= Anjali Mehr =

Indian classical dancer

Anjali Mehr (née Hora; 1928-1978) was an Indian classical dancer (Bharatnatyam), choreographer and educator. "Anjaliben", as she was called was known for her bold experiments and innovations in Bharatnatyam. As one of the earliest disciples of the legendary Rukmini Devi, and among the first students of the Kalakshetra, she played a vital role in building and strengthening dance-education in India. She was the first Principal of the Bhartiya Vidya Bhavan's Sangeet Nartan Shikshapeeth . In 1951, she became one of the two people to be featured from India in Magnum Photos' global project 'Generation X'. Anjali Mehr is counted amongst the first few post-Independence dance scholars of India.

== Early life and education ==
Anjali was born in 1928 to Rameshbhai and Mugdhaben Hora and was their only daughter. She started learning Kathak at the age of four, but when her parents became acquainted with the Theosophical Society, she started to train in Bharatnatyam at Kalakshetra. Here, she had the opportunity to learn from the greatest Bharatnatyam teachers - Guru Meenakshisundaram Pillai, Chokkalingam Pillai, Sharadambai Devadasi and Dandayudhapani Pillai.

== Career ==
In 1947, she was invited by Kulapati Dr. K. M. Munshi, founder of the Bhavan teach Dance at the Bhartiya Vidya Bhavan.

For sometime she ran a school "Rukmini Kala Vihar" named after her Guru Rukmini Devi. After her marriage with Dr. Sukumar Merh, Professor and Head of Department of Geology, M. S. University at Baroda, Anjali settled in Gujarat.

In the 1950s, when the Faculty of Performing Arts (Dance Department) was established at the M.S University, Baroda, Mohan Khokar, another alumni of Kalakshetra, stepped in as the Head of Department. Anjali first joined as a Visiting Professor and later succeeded him as the Head of Department. Here she played a vital role in developing dance pedagogy. She developed an easier learning system for non-Tamil speaking students through her "Stick Drawing Notation System" in the mid-1960s.
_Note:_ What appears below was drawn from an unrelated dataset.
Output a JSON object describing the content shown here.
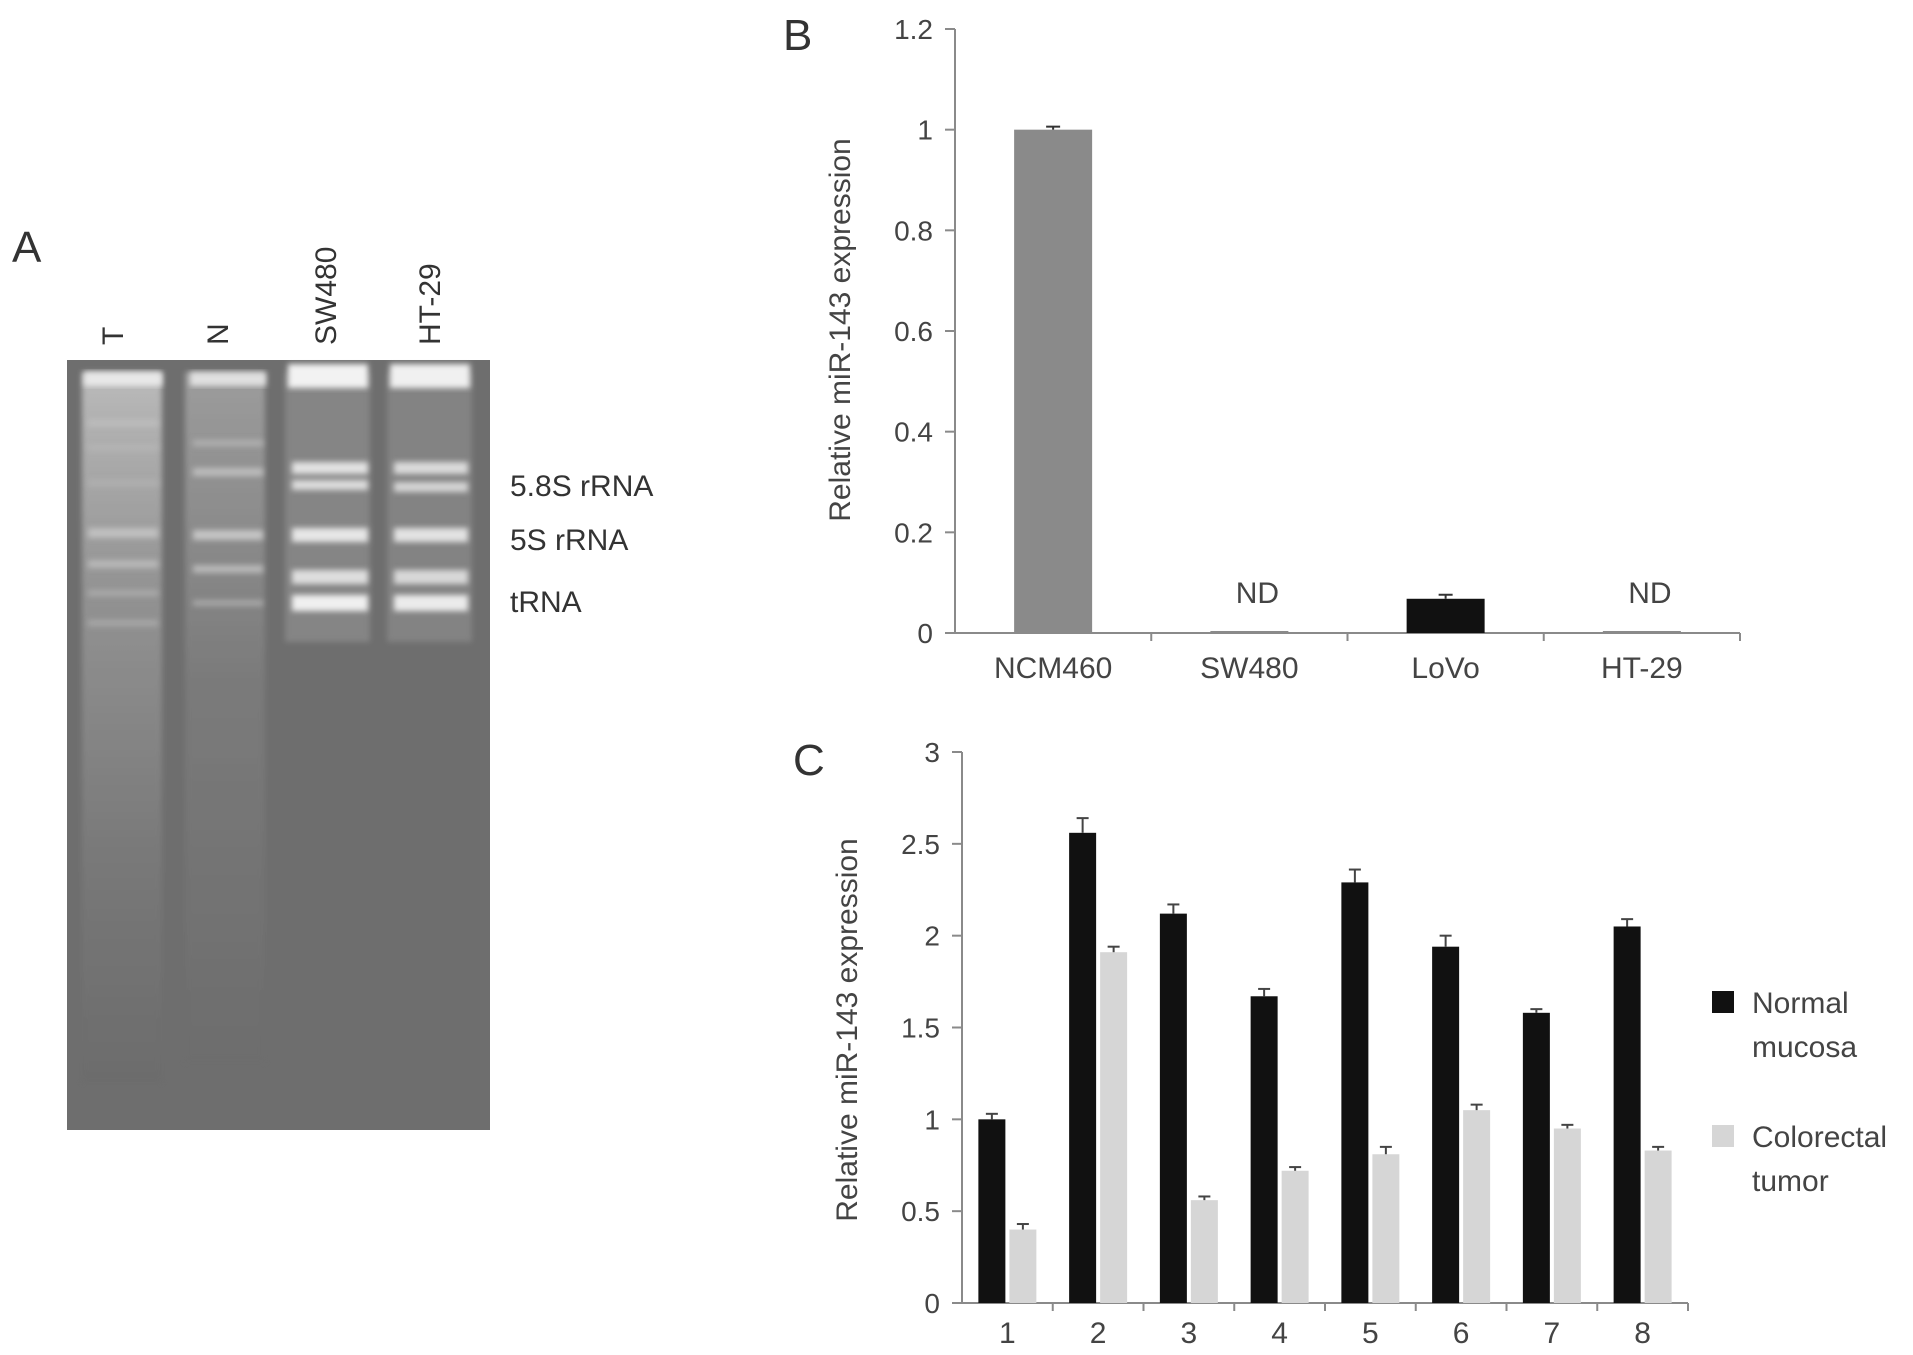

She became known for establishing the Gujarati school of Bharatnatyam through her compositions and dance-dramas. In 1972, she wrote a margam (a formal dance format in Bharatnatyam) in Gujarati. In 1977, In 1977, Anjali wrote, composed and choreographed the Chandramoulishwara Kuravanji in Gujarati. It is considered to be the first ever Kuravanji (a kind of dance-drama) written in Gujarati. Anjali even composed the music for this Kuravanji in praise of the presiding deity of Somnath in Saurashtra. In doing so, she followed the example of Kutrala Kuravanji in which she danced as a Sakhi with Rukmini Devi.

Anjali was well-versed with Hindustani and Carnatic music and used regional languages (Gujarati, Marathi, Hindi, Assamese) as well as Sanskrit to create compositions which made Bharatnatyam popular in non-Tamil speaking areas. She is also known to have sung for the AIR.

== Works ==
She authored two books in Gujarati : Nartanadarśikā (on Bharatanatyam) and Chandramaulishwara Kuruvanji with Astha Nayika. She also wrote many songs in Gujarati.